RMDS is known as an international ecosystem service provider that empowers data science professionals and businesses worldwide to achieve successful, data-driven results. The City of Los Angeles, through Holm, approached RMDS to help them create and stage the unique challenge.

"RMDS has a great way of connecting with the community, sharing education, collaborating and and bringing people in, so I thought this very technical challenge would be right up their alley," Holm said of RMDS.

Also sponsored by SafeGraph and Snowflake, data service companies based in California, the CCC actually was either a data science competition or a coalition consisted of partners like the LA County Department of Public Health and others, to bring the power of data science and analytics to bear on better ways to assess, track, predict and contain COVID-19, using Los Angeles, the second largest U.S. city, as a test site.

Over 400 programmers, scientists and students from four continents around the world joined the competition and toiled away for two very intense weeks to create and submit their unique data-driven solutions that could be used to enable Los Angeles to better assess the existing fatal disease threat and provide innovative solutions on how to help more accurately assess the risk of infection and reduce infection vectors.

The winners saw U.S. and Chinese data teams, USC-ANRG and Contemporary Li Shizhen, respectively, taking the first and second prize victory laps, with teams RPI Solvers and DSO also tied for second place. All of the four winning teams were composed of mixed international coalitions from the United States, China, India, Vietnam, Iran and Israel.

Additional prizes, "Best App" and "Rising Star in Data Science" were also awarded. Best App went to the Padron Peppers, the Prayaga family mother-father-and-two-son team that created a user-friendly app which can track multiple personal and location-based data points about the user and Los Angeles neighborhoods to help arrive at a rated risk level for each area.

The "Rising Star in Data Science" honor was awarded to young high schooler, HMDA's Daniel Ji-Heng Kao for his app that created a risk map for the city's elderly population. Two other teams tied for second place: "RPI Resolvers" - a combined team of Chinese and Israeli members from Rensselaer Polytechnic Institute, and the two-man DSO international team.

"I liked that we had teams from the U.S., China, and all over the world that worked across a lot of international boundaries to really highlight how data can bring us together globally and help us fight this specific pandemic," Holm said.

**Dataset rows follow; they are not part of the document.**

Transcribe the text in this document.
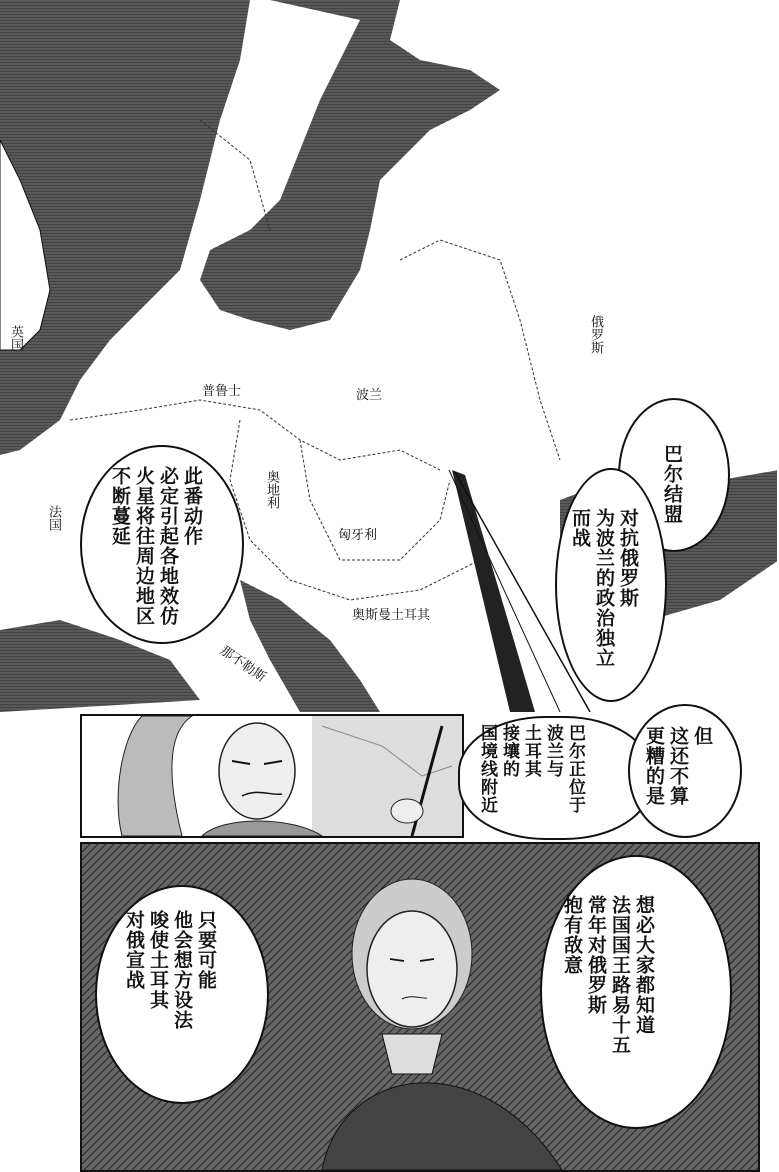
英国	俄罗斯
普鲁士	波兰
法国
奥地利
匈牙利
奥斯曼土耳其
那不勒斯
此番动作
必定引起各地效仿
火星将往周边地区
不断蔓延	巴尔结盟
对抗俄罗斯
为波兰的政治独立
而战
巴尔正位于
波兰与
土耳其
接壤的
国境线附近	但
这还不算
更糟的是
只要可能
他会想方设法
唆使土耳其
对俄宣战	想必大家都知道
法国国王路易十五
常年对俄罗斯
抱有敌意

She told Xinhua, "People have to live their lives even during COVID-19, so we are trying to help them make decisions about where to go or avoid in LA to keep them as safe as possible while they exercise, get food, work, and go about their business. As economies and cities are slowly open, if people knew that some areas were higher risk, they could make informed decisions about where to go or not go around LA."

The competition provided each team with great mentors from the United States and China that gave each team advice and training and helped build an open data hub with valuable data sets that could contribute to the accuracy of the apps each team developed.

Holm commented that they set the challenge over a two-week period so contestants would have more time to delve deeper into the datasets they were provided with and bring more thought to their approaches than they could during a 24-hour Hackathon.

LA and RMDS's follow-up plan is to deploy the best bits of the winning solutions into one easy-to-use app that will be available to the public free of charge that combines USC-ANRG's data model as well as key elements from other winning apps and integrated with Patron Technology's user-friendly interface.

"Then anyone can use it to assess and reduce their risk in and around LA," RMDS founder and CEO Alex Liu told Xinhua.

"These ideas are going to make LA a safer city and hopefully they will be implemented at the LA County level too," said Eva Pereira, LA's deputy chief data officer.